At Clark University, Cynthia Enloe has served as Chair of Political Science, Director of Women’s Studies, on the university’s Committee on Personnel, as well as its Planning and Budget Review Committee. Professor Enloe has been awarded Clark University’s Outstanding Teacher Award three times.

She currently serves on the editorial advisory boards of International Feminist Journal of Politics, Security Dialogue, Women, Politics and Policy, International Political Sociology, Critical Military Studies, and Politics and Gender. She is a member of WILPF’s International Academic Network.

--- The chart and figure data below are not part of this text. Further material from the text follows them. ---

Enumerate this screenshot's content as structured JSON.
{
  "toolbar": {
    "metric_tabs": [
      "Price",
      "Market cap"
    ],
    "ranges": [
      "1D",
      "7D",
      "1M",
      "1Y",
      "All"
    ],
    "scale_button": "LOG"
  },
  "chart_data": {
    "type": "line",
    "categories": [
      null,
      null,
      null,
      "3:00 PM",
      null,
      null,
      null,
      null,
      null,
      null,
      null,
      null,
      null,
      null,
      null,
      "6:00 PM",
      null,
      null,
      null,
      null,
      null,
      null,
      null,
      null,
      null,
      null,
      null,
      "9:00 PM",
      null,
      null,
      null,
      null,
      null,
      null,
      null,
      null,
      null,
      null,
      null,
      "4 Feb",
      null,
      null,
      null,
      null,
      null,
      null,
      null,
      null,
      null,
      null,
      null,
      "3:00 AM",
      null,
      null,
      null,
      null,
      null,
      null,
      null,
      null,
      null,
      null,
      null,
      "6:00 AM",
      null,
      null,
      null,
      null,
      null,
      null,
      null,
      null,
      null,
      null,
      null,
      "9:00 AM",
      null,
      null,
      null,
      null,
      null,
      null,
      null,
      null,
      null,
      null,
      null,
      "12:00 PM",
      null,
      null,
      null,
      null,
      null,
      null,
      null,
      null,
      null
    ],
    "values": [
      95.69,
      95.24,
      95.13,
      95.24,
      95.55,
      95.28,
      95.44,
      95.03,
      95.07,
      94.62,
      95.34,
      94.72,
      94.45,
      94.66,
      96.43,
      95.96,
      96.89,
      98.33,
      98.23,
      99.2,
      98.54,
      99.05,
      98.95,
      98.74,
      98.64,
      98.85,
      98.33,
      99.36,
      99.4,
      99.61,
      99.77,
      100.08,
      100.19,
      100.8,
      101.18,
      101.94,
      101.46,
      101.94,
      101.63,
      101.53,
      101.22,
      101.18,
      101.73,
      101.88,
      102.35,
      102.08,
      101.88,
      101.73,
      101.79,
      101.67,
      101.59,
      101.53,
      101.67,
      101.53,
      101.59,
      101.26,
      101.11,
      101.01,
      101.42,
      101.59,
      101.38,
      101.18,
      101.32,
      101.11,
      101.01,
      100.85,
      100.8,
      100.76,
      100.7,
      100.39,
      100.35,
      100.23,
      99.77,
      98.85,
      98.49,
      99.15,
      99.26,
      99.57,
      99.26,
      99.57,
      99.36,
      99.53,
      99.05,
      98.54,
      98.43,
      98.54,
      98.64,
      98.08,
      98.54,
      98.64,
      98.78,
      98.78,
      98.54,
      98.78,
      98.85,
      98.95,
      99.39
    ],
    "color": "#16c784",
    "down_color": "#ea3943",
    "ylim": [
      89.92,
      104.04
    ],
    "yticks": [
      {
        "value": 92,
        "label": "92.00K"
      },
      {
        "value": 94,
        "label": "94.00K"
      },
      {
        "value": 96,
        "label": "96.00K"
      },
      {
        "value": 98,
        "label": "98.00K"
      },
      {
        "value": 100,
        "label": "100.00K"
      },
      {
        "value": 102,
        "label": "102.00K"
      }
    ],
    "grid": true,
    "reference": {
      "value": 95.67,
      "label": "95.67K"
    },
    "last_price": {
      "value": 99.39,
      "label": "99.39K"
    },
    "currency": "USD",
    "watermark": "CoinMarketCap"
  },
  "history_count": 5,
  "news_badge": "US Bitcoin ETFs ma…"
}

Professor Enloe’s feminist teaching and research have explored the interplay of gendered politics in the national and international arenas, with special attention to how women’s labor is made cheap in globalized factories (especially sneaker factories) and how women’s emotional and physical labor has been used to support many governments’ war-waging policies—and how diverse women have tried to resist both of these efforts. Racial, class, sexual, ethnic and national identity dynamics, as well as ideas about femininities and masculinities, are common threads throughout her studies.

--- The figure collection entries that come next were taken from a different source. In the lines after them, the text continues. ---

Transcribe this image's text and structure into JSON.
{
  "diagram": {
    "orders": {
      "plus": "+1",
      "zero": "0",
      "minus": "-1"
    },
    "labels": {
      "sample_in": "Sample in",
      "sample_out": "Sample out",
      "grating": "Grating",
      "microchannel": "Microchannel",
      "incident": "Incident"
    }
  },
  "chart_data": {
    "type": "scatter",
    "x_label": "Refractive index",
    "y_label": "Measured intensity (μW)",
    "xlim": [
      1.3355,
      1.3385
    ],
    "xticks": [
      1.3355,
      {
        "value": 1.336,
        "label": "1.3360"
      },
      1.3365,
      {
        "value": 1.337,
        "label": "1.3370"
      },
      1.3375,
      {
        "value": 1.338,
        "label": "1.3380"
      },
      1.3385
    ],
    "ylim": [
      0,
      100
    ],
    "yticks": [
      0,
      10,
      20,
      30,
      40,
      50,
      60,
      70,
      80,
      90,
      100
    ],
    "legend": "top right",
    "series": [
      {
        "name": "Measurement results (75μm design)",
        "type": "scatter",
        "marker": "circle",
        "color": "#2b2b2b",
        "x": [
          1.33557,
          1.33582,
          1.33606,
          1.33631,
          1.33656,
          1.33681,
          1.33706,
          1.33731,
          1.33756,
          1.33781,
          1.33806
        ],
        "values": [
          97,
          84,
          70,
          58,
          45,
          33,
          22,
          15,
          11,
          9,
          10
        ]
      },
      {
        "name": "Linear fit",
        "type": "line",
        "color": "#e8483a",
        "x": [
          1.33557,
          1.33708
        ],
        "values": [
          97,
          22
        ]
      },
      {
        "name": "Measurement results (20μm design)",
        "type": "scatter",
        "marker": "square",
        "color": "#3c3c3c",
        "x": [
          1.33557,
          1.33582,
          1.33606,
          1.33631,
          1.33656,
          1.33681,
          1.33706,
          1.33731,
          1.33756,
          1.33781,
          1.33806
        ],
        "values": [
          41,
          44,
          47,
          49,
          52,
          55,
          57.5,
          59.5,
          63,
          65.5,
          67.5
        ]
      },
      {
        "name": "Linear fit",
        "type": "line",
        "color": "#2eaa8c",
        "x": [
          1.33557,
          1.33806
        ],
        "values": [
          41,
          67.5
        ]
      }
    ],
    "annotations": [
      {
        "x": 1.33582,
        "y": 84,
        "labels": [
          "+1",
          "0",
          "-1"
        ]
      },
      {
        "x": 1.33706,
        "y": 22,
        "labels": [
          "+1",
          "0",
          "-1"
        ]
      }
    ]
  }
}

Cynthia Enloe was awarded the International Studies Association’s Susan Strange Award in 2007, in recognition of “a person whose singular intellect, assertiveness, and insight most challenge conventional wisdom and organizational complacency in the international studies community during the previous year.” In 2008, she was awarded the Susan B. Northcutt Award, presented annually by the Women’s Caucus for International Studies, of the International Studies Association, to recognize ”a person who actively works toward recruiting and advancing women and other minorities in the profession, and whose spirit is inclusive, generous and conscientious.”

In 2010, Cynthia Enloe was awarded the Peace and Justice Studies Association’s Howard Zinn Lifetime Achievement Award. The American Council of Learned Societies awarded Cynthia its Charles Haskins Award in 2016.

Cynthia was selected in 2017 to be an Honoree named on the Gender Justice Legacy Wall, installed in the International Crimes Court, The Hague. In 2018, Cynthia was awarded the Charles McCoy Career Achievement Award by the Committee for a New Political Science.